Job Title: Transitions of Care Nurse (RN or LPN)
Location: Remote (Must Reside in Northern Virginia)
Pay Rate: $43/hour
Employment Type: Temporary Assignment
Industry: National Managed Care Organization
Position Summary:
We are seeking an experienced and compassionate Transitions of Care Nurse (RN or LPN) to support members during the critical phase of transitioning from an acute care setting to home or a skilled nursing facility (SNF). This remote position plays a key role in improving health outcomes and reducing hospital readmissions by ensuring members receive coordinated, timely, and effective post-discharge support.
Candidates must reside in Northern Virginia, as local knowledge of healthcare facilities and community resources is essential for success in this role.
Key Responsibilities:
• Serve as the primary clinical resource for members discharging from inpatient acute medical facilities.
• Coordinate and manage transitions of care for assigned members, ensuring timely follow-up and adherence to discharge plans.
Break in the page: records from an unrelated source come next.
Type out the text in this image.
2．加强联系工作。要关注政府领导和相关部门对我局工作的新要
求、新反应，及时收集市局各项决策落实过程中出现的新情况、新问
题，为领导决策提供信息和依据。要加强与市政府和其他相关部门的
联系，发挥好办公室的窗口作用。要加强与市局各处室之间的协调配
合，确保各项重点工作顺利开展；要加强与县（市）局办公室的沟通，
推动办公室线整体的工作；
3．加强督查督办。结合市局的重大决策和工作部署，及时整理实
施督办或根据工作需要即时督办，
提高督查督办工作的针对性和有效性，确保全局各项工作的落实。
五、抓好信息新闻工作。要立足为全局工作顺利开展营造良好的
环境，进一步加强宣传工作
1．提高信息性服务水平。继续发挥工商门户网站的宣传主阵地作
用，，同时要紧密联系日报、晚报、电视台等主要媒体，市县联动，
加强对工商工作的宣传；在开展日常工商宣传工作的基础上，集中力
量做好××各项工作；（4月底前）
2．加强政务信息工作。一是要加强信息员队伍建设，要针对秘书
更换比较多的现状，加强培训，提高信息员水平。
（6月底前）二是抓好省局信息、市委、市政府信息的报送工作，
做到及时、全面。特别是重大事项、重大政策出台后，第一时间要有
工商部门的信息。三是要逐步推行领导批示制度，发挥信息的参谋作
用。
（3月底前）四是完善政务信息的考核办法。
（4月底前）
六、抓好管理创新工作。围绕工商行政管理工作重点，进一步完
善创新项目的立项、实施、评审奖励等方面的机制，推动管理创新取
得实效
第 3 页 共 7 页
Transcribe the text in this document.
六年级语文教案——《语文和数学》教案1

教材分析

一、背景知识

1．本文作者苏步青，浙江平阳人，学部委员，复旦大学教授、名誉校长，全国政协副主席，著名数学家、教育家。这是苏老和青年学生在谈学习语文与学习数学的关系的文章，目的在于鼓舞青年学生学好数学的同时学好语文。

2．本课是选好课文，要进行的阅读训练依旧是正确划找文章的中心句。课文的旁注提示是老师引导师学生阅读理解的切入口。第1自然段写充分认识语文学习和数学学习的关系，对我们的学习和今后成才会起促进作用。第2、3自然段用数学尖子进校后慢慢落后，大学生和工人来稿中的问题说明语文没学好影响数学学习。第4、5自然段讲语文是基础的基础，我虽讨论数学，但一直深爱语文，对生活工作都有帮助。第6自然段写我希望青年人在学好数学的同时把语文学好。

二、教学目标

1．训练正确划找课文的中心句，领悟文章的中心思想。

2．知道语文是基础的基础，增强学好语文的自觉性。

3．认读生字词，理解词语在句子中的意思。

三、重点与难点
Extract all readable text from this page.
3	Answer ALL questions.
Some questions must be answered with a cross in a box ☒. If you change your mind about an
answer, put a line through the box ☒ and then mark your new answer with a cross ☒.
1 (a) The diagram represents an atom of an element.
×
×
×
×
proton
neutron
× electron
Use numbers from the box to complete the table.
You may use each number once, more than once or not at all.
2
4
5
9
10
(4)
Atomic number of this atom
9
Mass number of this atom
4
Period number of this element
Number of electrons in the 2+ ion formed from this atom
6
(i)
• Communicate with hospital discharge planners, SNFs, primary care providers, specialists, home health agencies, and other community-based services to ensure appropriate care continuity.
• Perform telephonic assessments to evaluate member needs, medication compliance, care barriers, and social determinants of health.
• Develop and implement individualized care plans based on member health conditions, discharge instructions, and support system availability.
• Monitor and document member progress, escalating concerns to the interdisciplinary care team when needed.
• Educate members and/or caregivers on diagnoses, medications, and self-care strategies to prevent unnecessary readmissions.
• Track and report outcomes related to care transitions and provide input for quality improvement initiatives.
Required Qualifications:
• Active and unrestricted RN or LPN license in the state of Virginia.
• Must reside in Northern Virginia.
• Minimum of 2 years of recent clinical experience in a medical or physical health setting (e.g., inpatient hospital, SNF, or home health).
• Strong knowledge of discharge planning and transitions of care best practices.
• Experience working with managed care plans, Medicare/Medicaid populations, or care coordination teams is preferred.
• Excellent communication, organizational, and critical thinking skills.
• Proficient in electronic medical records (EMR) systems and Microsoft Office applications.
• Comfortable working independently in a remote environment and managing time effectively.